Minutes truly mattered.

“If I had been alone, and if nobody had been there to do CPR and call 911, I would have been dead,” she said. “Doctor said on that day everything that could go right, went right. Praise God.”

Ward sees her survival as a message from above.

“I must not be finished here, otherwise I wouldn’t be here,” she said. “I’m just so grateful to be alive. It’s so nice of God to let me come back.”

Since her surgery, Ward has been on leave as a chaplain. She set a goal of getting back to work by Oct. 1.

As a chaplain, Ward provides support to police officers, firefighters, victims and their loved ones through the ministry of presence. The chaplains are trained to serve alongside first responders to comfort the community in times of tragedy. Most of the time, they are called to a death scene.
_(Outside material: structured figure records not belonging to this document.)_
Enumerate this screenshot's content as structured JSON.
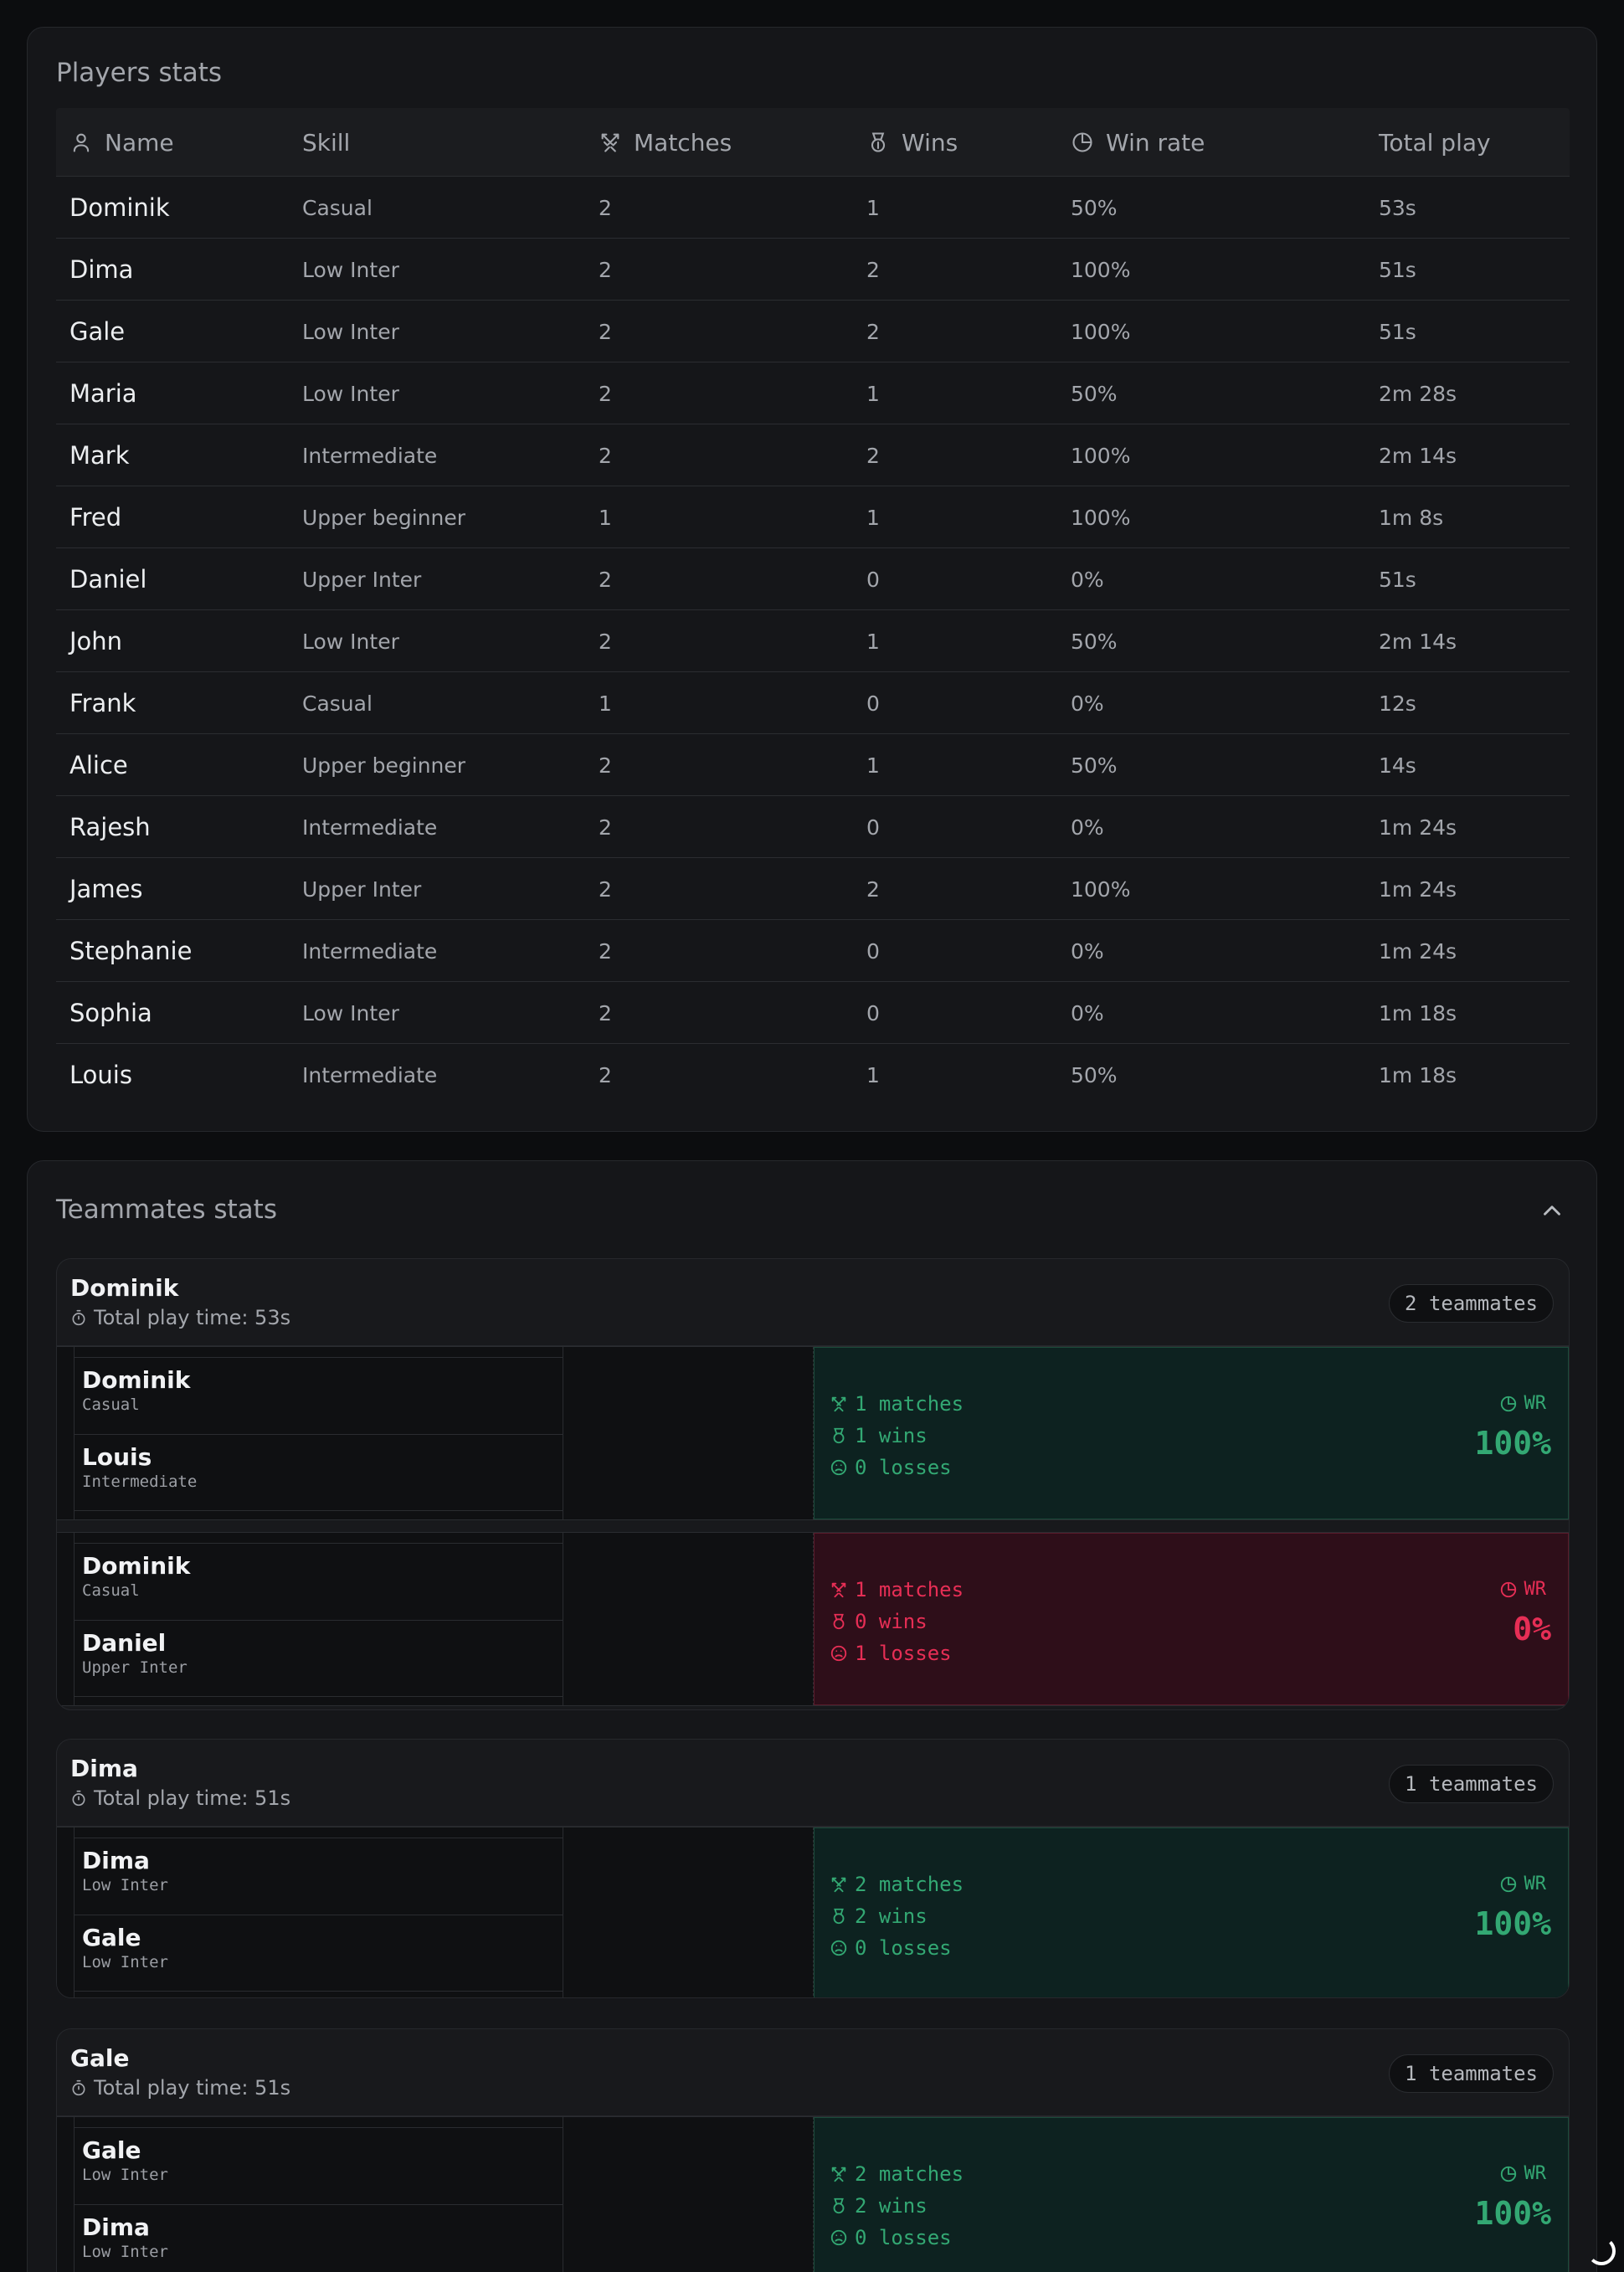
{
  "players_stats": {
    "title": "Players stats",
    "columns": [
      {
        "label": "Name",
        "icon": "user-icon"
      },
      {
        "label": "Skill",
        "icon": ""
      },
      {
        "label": "Matches",
        "icon": "swords-icon"
      },
      {
        "label": "Wins",
        "icon": "medal-icon"
      },
      {
        "label": "Win rate",
        "icon": "pie-chart-icon"
      },
      {
        "label": "Total play",
        "icon": ""
      }
    ],
    "rows": [
      {
        "name": "Dominik",
        "skill": "Casual",
        "matches": "2",
        "wins": "1",
        "win_rate": "50%",
        "total_play": "53s"
      },
      {
        "name": "Dima",
        "skill": "Low Inter",
        "matches": "2",
        "wins": "2",
        "win_rate": "100%",
        "total_play": "51s"
      },
      {
        "name": "Gale",
        "skill": "Low Inter",
        "matches": "2",
        "wins": "2",
        "win_rate": "100%",
        "total_play": "51s"
      },
      {
        "name": "Maria",
        "skill": "Low Inter",
        "matches": "2",
        "wins": "1",
        "win_rate": "50%",
        "total_play": "2m 28s"
      },
      {
        "name": "Mark",
        "skill": "Intermediate",
        "matches": "2",
        "wins": "2",
        "win_rate": "100%",
        "total_play": "2m 14s"
      },
      {
        "name": "Fred",
        "skill": "Upper beginner",
        "matches": "1",
        "wins": "1",
        "win_rate": "100%",
        "total_play": "1m 8s"
      },
      {
        "name": "Daniel",
        "skill": "Upper Inter",
        "matches": "2",
        "wins": "0",
        "win_rate": "0%",
        "total_play": "51s"
      },
      {
        "name": "John",
        "skill": "Low Inter",
        "matches": "2",
        "wins": "1",
        "win_rate": "50%",
        "total_play": "2m 14s"
      },
      {
        "name": "Frank",
        "skill": "Casual",
        "matches": "1",
        "wins": "0",
        "win_rate": "0%",
        "total_play": "12s"
      },
      {
        "name": "Alice",
        "skill": "Upper beginner",
        "matches": "2",
        "wins": "1",
        "win_rate": "50%",
        "total_play": "14s"
      },
      {
        "name": "Rajesh",
        "skill": "Intermediate",
        "matches": "2",
        "wins": "0",
        "win_rate": "0%",
        "total_play": "1m 24s"
      },
      {
        "name": "James",
        "skill": "Upper Inter",
        "matches": "2",
        "wins": "2",
        "win_rate": "100%",
        "total_play": "1m 24s"
      },
      {
        "name": "Stephanie",
        "skill": "Intermediate",
        "matches": "2",
        "wins": "0",
        "win_rate": "0%",
        "total_play": "1m 24s"
      },
      {
        "name": "Sophia",
        "skill": "Low Inter",
        "matches": "2",
        "wins": "0",
        "win_rate": "0%",
        "total_play": "1m 18s"
      },
      {
        "name": "Louis",
        "skill": "Intermediate",
        "matches": "2",
        "wins": "1",
        "win_rate": "50%",
        "total_play": "1m 18s"
      }
    ]
  },
  "teammates_stats": {
    "title": "Teammates stats",
    "toggle_icon": "chevron-up-icon",
    "groups": [
      {
        "player": "Dominik",
        "total_play": "Total play time: 53s",
        "badge": "2 teammates",
        "pairs": [
          {
            "a_name": "Dominik",
            "a_skill": "Casual",
            "b_name": "Louis",
            "b_skill": "Intermediate",
            "matches": "1 matches",
            "wins": "1 wins",
            "losses": "0 losses",
            "wr_label": "WR",
            "wr": "100%",
            "result": "win"
          },
          {
            "a_name": "Dominik",
            "a_skill": "Casual",
            "b_name": "Daniel",
            "b_skill": "Upper Inter",
            "matches": "1 matches",
            "wins": "0 wins",
            "losses": "1 losses",
            "wr_label": "WR",
            "wr": "0%",
            "result": "loss"
          }
        ]
      },
      {
        "player": "Dima",
        "total_play": "Total play time: 51s",
        "badge": "1 teammates",
        "pairs": [
          {
            "a_name": "Dima",
            "a_skill": "Low Inter",
            "b_name": "Gale",
            "b_skill": "Low Inter",
            "matches": "2 matches",
            "wins": "2 wins",
            "losses": "0 losses",
            "wr_label": "WR",
            "wr": "100%",
            "result": "win"
          }
        ]
      },
      {
        "player": "Gale",
        "total_play": "Total play time: 51s",
        "badge": "1 teammates",
        "pairs": [
          {
            "a_name": "Gale",
            "a_skill": "Low Inter",
            "b_name": "Dima",
            "b_skill": "Low Inter",
            "matches": "2 matches",
            "wins": "2 wins",
            "losses": "0 losses",
            "wr_label": "WR",
            "wr": "100%",
            "result": "win"
          }
        ]
      }
    ]
  },
  "colors": {
    "win": "#33a873",
    "loss": "#e62e55",
    "background": "#0c0d0f",
    "card": "#151619"
  }
}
Ward plans to be a chaplain for another year or two before she retires from her volunteer post.

“I love being a first responder chaplain,” she said. “I like it so much, I would have devoted my whole career to it.”

Ward became a chaplain after working in the funeral business for years. She has also lost two sons, one at 2 years old and one at 47, so she finds purpose in comforting those who are grieving a death.

‘I owe so much’

Ward is rehabbing at Providence Regional Medical Center Everett. Her 12-week program is designed to help those who’ve had recent cardiac events through the recovery process.

She goes to the hospital three times a week to work on lowering her blood cholesterol, hypertension and blood sugar levels, and to lose weight.

The physical therapists have her exercise for an hour at a hospital gym; the nutritionists want her to cut meat, white flour and anything fried from her diet.

Which means: “No more biscuits and gravy.”

Ward recently visited Jimmy Jacks to thank the waitress who gave her CPR. She brought McCown a hanging basket of petunias, a token of gratitude for saving her life.

“I owe so much to Heidi,” she said.

Although one of Ward’s friends had stopped by a few weeks after the surgery to let McCown know that she was OK, the two had yet to talk. Seeing Ward alive and well was a relief for McCown, who had often wondered about her loyal customer.

The waitress is thankful she was required to take a CPR class.

“I would have felt horrible if I didn’t do it and she passed away from me not trying.”